Despite the familiar scenes and dialogue, Noir is a dreamlike abstraction of moments rather than a literal story; a performance piece played out with monochromatic set, lighting, costumes and pale makeup as close to movie black-and-white as possible. After all, Technicolor is one of the things that killed Cinema Noir. However, beyond the beautiful physical production—its lithe cast choreographed as much as directed—Noir doesn't offer much. It lacks the intellectual and emotional heft of earlier Building Stage achievements, such as Dustbowl Gothic and Moby Dick. Perhaps it's less fulfilling precisely because the Cinema Noir repertoire is so well known. This production doesn't interpret or comment on the genre, but only calls attention to its standard devices, the repeated patterns of storytelling that recur film after film.

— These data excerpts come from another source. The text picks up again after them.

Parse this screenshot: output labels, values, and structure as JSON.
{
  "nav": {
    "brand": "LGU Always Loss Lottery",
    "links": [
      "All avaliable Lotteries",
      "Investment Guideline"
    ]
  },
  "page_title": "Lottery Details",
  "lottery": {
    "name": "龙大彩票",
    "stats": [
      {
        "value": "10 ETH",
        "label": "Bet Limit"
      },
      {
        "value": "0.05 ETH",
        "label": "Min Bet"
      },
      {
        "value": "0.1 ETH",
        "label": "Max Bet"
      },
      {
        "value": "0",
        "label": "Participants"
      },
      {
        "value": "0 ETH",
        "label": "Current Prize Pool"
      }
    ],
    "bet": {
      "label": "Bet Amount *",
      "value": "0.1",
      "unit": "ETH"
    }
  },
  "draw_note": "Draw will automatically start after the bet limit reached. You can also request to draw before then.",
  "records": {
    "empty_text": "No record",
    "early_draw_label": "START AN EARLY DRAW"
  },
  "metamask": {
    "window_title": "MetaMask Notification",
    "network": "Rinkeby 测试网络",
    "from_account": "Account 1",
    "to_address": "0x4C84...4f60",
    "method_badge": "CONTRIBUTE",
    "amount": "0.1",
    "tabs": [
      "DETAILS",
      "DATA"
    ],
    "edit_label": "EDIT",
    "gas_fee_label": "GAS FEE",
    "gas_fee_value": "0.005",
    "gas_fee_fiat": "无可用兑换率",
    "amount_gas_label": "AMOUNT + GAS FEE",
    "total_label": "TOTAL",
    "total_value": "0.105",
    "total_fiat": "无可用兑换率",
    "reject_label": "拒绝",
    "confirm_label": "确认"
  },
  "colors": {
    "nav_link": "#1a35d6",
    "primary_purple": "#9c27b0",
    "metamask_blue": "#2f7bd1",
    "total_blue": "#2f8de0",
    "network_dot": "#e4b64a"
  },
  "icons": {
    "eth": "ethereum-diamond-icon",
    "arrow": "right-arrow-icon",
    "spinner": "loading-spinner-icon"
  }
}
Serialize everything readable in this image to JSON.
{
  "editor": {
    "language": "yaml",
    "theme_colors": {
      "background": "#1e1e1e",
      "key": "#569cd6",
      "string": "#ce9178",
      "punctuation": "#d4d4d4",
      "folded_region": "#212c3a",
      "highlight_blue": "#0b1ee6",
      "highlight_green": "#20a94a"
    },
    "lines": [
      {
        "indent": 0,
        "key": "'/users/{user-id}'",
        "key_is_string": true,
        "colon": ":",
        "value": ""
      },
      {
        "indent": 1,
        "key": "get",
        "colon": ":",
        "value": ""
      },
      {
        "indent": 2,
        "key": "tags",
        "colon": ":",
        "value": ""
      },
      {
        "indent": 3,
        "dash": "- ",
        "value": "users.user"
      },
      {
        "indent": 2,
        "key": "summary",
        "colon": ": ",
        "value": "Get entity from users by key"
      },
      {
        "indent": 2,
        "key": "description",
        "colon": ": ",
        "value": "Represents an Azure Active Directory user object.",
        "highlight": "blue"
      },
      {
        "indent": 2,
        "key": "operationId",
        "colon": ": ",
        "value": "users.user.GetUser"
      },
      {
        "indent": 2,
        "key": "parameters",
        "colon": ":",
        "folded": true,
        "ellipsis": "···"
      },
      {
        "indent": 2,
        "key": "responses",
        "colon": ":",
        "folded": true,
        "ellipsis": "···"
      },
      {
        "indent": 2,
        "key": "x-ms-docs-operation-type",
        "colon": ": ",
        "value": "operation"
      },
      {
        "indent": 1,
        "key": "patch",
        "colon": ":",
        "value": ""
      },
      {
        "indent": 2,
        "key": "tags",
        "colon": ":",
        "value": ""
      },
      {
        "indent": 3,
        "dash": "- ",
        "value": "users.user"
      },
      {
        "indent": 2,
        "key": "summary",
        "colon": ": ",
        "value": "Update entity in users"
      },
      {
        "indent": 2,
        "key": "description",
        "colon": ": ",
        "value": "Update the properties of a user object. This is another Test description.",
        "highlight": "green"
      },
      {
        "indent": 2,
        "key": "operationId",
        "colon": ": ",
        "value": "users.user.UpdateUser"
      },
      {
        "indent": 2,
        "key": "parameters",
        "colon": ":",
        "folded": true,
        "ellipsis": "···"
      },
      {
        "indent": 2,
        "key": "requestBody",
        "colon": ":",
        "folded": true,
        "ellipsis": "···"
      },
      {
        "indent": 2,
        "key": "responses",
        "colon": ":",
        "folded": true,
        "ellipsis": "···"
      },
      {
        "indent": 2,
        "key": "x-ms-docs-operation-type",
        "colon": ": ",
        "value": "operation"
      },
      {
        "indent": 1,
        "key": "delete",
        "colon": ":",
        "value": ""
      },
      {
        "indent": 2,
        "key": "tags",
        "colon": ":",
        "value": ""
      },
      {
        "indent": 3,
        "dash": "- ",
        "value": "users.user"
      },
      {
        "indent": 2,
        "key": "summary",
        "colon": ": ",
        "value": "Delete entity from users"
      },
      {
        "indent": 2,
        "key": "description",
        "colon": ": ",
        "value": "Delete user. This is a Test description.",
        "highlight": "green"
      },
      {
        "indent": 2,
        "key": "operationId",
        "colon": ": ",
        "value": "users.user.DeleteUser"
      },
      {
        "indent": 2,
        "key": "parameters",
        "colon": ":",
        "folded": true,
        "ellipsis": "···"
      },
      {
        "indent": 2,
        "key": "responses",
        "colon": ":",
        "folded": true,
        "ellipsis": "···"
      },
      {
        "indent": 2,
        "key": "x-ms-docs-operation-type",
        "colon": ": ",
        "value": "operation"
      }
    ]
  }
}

Noir is a beautiful and stylish objet d'art, an elegant living shadowbox with costumes by Meghan Raham, all-important lighting by Lee Keenan ( assisted by Ryan Williams ) and scenic design by Raham, Keenan and director Blake Montgomery ( the founder/artistic director of Building Stage ) . The ubiquitous Kevin O'Donnell provides the smoky sound design, which compliments the smoke, fog and rain that surround the players. This show would be perfectly at home presented at the Museum of Contemporary Art rather than at a River West warehouse. At 75 minutes, it's a good prelude to a River West dinner; however, it's an amuse-bouche, not an entree.